I think this beautiful Japanese story on the soul recovery also shows how easy it was for men to feel superior over women in ancient societies.
I have been thinking about initiation rites for boys in which they invariably had to go through some kind of humiliation. Not to be humiliated but to understand that they are just one tiny part of life (though immensely important) and that they are equal to women. The only time in Pueblo Indian tribe when girls were allowed to sacred space during an initiation, was the moment when boys were ceremonially whipped by the elders. The future man was given this lesson (among others) to teach him that he wasn´t better than a girl.

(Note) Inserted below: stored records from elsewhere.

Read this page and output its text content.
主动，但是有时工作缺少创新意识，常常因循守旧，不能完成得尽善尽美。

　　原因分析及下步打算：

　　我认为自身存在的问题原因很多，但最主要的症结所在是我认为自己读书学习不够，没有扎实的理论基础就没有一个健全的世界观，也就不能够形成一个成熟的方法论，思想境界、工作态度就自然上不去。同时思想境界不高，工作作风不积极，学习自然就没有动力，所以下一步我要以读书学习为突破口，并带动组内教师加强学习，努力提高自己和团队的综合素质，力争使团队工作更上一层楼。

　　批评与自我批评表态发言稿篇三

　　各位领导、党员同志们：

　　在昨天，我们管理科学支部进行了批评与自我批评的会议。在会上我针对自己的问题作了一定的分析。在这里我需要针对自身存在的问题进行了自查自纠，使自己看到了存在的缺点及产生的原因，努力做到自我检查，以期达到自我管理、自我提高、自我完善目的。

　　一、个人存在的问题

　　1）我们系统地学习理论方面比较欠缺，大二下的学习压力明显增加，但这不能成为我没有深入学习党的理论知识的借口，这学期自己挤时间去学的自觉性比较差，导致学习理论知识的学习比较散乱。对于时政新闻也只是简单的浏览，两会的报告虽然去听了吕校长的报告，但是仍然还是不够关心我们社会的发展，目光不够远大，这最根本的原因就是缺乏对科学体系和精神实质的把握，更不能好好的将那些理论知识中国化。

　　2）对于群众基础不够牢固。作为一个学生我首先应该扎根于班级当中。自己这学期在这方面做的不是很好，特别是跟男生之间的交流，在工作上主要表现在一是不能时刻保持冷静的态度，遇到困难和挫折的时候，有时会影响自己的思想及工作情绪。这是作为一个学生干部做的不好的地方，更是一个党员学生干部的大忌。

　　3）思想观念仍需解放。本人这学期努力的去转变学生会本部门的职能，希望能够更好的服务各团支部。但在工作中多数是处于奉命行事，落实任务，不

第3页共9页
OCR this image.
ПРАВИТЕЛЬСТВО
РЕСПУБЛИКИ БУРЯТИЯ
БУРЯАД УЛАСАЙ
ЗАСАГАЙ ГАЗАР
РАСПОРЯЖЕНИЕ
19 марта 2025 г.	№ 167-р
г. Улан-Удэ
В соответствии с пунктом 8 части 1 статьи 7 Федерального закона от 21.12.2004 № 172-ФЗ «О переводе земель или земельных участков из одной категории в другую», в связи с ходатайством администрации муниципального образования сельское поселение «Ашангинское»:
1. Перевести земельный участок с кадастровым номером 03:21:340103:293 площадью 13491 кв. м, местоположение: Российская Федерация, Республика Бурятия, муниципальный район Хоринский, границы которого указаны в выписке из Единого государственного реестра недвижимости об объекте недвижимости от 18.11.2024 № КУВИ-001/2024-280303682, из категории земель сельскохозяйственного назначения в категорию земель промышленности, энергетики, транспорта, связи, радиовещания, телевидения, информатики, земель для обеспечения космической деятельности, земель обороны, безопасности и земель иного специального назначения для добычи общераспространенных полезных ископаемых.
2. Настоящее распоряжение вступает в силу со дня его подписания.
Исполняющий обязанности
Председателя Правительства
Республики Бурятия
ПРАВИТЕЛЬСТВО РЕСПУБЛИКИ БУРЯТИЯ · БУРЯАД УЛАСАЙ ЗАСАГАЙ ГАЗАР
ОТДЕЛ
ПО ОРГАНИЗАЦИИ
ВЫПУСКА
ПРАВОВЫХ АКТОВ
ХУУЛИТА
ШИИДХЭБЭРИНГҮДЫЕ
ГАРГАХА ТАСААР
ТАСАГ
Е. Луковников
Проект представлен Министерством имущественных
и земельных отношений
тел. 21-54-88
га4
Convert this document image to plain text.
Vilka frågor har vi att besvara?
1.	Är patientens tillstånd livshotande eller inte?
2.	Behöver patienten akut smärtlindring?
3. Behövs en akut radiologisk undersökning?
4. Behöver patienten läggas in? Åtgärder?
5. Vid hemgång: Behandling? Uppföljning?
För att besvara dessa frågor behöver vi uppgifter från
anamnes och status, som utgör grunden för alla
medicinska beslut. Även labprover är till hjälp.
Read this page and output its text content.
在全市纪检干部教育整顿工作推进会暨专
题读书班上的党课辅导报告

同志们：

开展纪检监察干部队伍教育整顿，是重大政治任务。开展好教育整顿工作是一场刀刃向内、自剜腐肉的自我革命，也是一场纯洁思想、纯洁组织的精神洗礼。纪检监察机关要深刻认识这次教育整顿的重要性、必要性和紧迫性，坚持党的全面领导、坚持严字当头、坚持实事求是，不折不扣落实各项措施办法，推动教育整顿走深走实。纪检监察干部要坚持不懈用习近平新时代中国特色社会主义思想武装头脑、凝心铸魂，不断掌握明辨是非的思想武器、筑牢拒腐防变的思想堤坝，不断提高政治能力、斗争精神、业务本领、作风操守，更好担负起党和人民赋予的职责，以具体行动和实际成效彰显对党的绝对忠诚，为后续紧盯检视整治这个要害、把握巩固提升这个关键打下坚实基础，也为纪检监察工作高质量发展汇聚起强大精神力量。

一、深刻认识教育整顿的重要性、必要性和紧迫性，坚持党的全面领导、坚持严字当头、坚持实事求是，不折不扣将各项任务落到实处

Nowadays the situation looks somehow reversed, with girls overconfident and boys uncertain of themselves but in the past it was probably a very healthy method to create a living society in which men by experiencing difficulties and by overcoming pain during initiaton process were later able to share female pain and responsibilities for bringing and taking care of a new life.

DMarie Fekete said...

This is incredibly synchronous! I am conducting a workshop on healing as a process of understanding our shining qualities and using them to our tender wounds. I am retelling the story of Ameratsu being captivated by her own light to introduce the first exercise. As a huge fan of the "Three Not Only Things" I thank you for spinning coincidence my way!